Abstract

The current economic climate of the United States has contributed to the crisis in health care delivery services. As a result, an increasing number of individuals present as poor and vulnerable. Currently, poverty rates in the United States are climbing, with literature clearly reflecting an association between poverty and ill health. With a number of economic barriers to health care, it has been suggested that health care providers' attitudes and subtle prejudices have also contributed to access. These preconceived negative attitudes can shame and embarrass vulnerable, homeless, immigrant, and poor individuals from attempting to access care. This research attempted to identify preconceived attitudes that second-degree baccalaureate nursing students possess prior to clinical exposure to poor and homeless populations through qualitative and quantitative investigative methods. Senior-level community health students preparing to deliver health care at a suburban homeless day shelter were asked to describe their experiences and opinions relative to homeless and poor persons before and after their actual contact with this population.
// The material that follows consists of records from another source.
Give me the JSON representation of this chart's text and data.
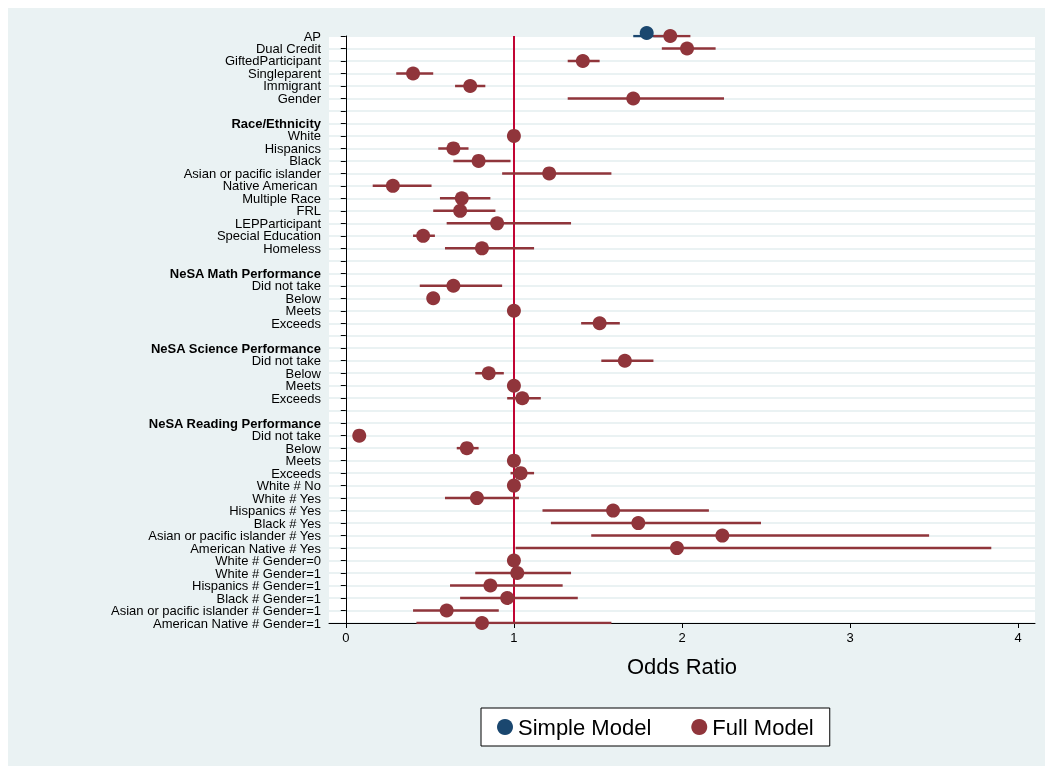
{
  "chart_data": {
    "type": "scatter",
    "xlabel": "Odds Ratio",
    "orientation": "horizontal",
    "categories": [
      "AP",
      "Dual Credit",
      "GiftedParticipant",
      "Singleparent",
      "Immigrant",
      "Gender",
      null,
      "Race/Ethnicity",
      "White",
      "Hispanics",
      "Black",
      "Asian or pacific islander",
      "Native American ",
      "Multiple Race",
      "FRL",
      "LEPParticipant",
      "Special Education",
      "Homeless",
      null,
      "NeSA Math Performance",
      "Did not take",
      "Below",
      "Meets",
      "Exceeds",
      null,
      "NeSA Science Performance",
      "Did not take",
      "Below",
      "Meets",
      "Exceeds",
      null,
      "NeSA Reading Performance",
      "Did not take",
      "Below",
      "Meets",
      "Exceeds",
      "White # No",
      "White # Yes",
      "Hispanics # Yes",
      "Black # Yes",
      "Asian or pacific islander # Yes",
      "American Native # Yes",
      "White # Gender=0",
      "White # Gender=1",
      "Hispanics # Gender=1",
      "Black # Gender=1",
      "Asian or pacific islander # Gender=1",
      "American Native # Gender=1"
    ],
    "series": [
      {
        "name": "Simple Model",
        "color": "#1a476f",
        "values": [
          1.79,
          null,
          null,
          null,
          null,
          null,
          null,
          null,
          null,
          null,
          null,
          null,
          null,
          null,
          null,
          null,
          null,
          null,
          null,
          null,
          null,
          null,
          null,
          null,
          null,
          null,
          null,
          null,
          null,
          null,
          null,
          null,
          null,
          null,
          null,
          null,
          null,
          null,
          null,
          null,
          null,
          null,
          null,
          null,
          null,
          null,
          null,
          null
        ],
        "errors": [
          [
            1.71,
            1.89
          ],
          null,
          null,
          null,
          null,
          null,
          null,
          null,
          null,
          null,
          null,
          null,
          null,
          null,
          null,
          null,
          null,
          null,
          null,
          null,
          null,
          null,
          null,
          null,
          null,
          null,
          null,
          null,
          null,
          null,
          null,
          null,
          null,
          null,
          null,
          null,
          null,
          null,
          null,
          null,
          null,
          null,
          null,
          null,
          null,
          null,
          null,
          null
        ]
      },
      {
        "name": "Full Model",
        "color": "#90353b",
        "values": [
          1.93,
          2.03,
          1.41,
          0.4,
          0.74,
          1.71,
          null,
          null,
          1.0,
          0.64,
          0.79,
          1.21,
          0.28,
          0.69,
          0.68,
          0.9,
          0.46,
          0.81,
          null,
          null,
          0.64,
          0.52,
          1.0,
          1.51,
          null,
          null,
          1.66,
          0.85,
          1.0,
          1.05,
          null,
          null,
          0.08,
          0.72,
          1.0,
          1.04,
          1.0,
          0.78,
          1.59,
          1.74,
          2.24,
          1.97,
          1.0,
          1.02,
          0.86,
          0.96,
          0.6,
          0.81
        ],
        "errors": [
          [
            1.83,
            2.05
          ],
          [
            1.88,
            2.2
          ],
          [
            1.32,
            1.51
          ],
          [
            0.3,
            0.52
          ],
          [
            0.65,
            0.83
          ],
          [
            1.32,
            2.25
          ],
          null,
          null,
          null,
          [
            0.55,
            0.73
          ],
          [
            0.64,
            0.98
          ],
          [
            0.93,
            1.58
          ],
          [
            0.16,
            0.51
          ],
          [
            0.56,
            0.86
          ],
          [
            0.52,
            0.89
          ],
          [
            0.6,
            1.34
          ],
          [
            0.4,
            0.53
          ],
          [
            0.59,
            1.12
          ],
          null,
          null,
          [
            0.44,
            0.93
          ],
          [
            0.5,
            0.55
          ],
          null,
          [
            1.4,
            1.63
          ],
          null,
          null,
          [
            1.52,
            1.83
          ],
          [
            0.77,
            0.94
          ],
          null,
          [
            0.96,
            1.16
          ],
          null,
          null,
          null,
          [
            0.66,
            0.79
          ],
          null,
          [
            0.98,
            1.12
          ],
          null,
          [
            0.59,
            1.03
          ],
          [
            1.17,
            2.16
          ],
          [
            1.22,
            2.47
          ],
          [
            1.46,
            3.47
          ],
          [
            1.01,
            3.84
          ],
          null,
          [
            0.77,
            1.34
          ],
          [
            0.62,
            1.29
          ],
          [
            0.68,
            1.38
          ],
          [
            0.4,
            0.91
          ],
          [
            0.42,
            1.58
          ]
        ]
      }
    ],
    "xlim": [
      -0.1,
      4.1
    ],
    "xticks": [
      0,
      1,
      2,
      3,
      4
    ],
    "ref_lines": [
      {
        "axis": "x",
        "value": 1,
        "color": "#c10534"
      }
    ],
    "grid": "y",
    "legend": "bottom",
    "marker": "circle"
  }
}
Collected data suggest that there are subtle stereotyping and negative attitudes regarding the plight of overtly impoverished individuals before rendering care. After an 8-hour clinical experience with the aforementioned population, attitudes toward the vulnerable slightly improved, suggesting that clinical and didactic exposure to the plight of poor populations may assist to sensitize student nurses to exude compassion through a holistic therapeutic nurse-client relationship.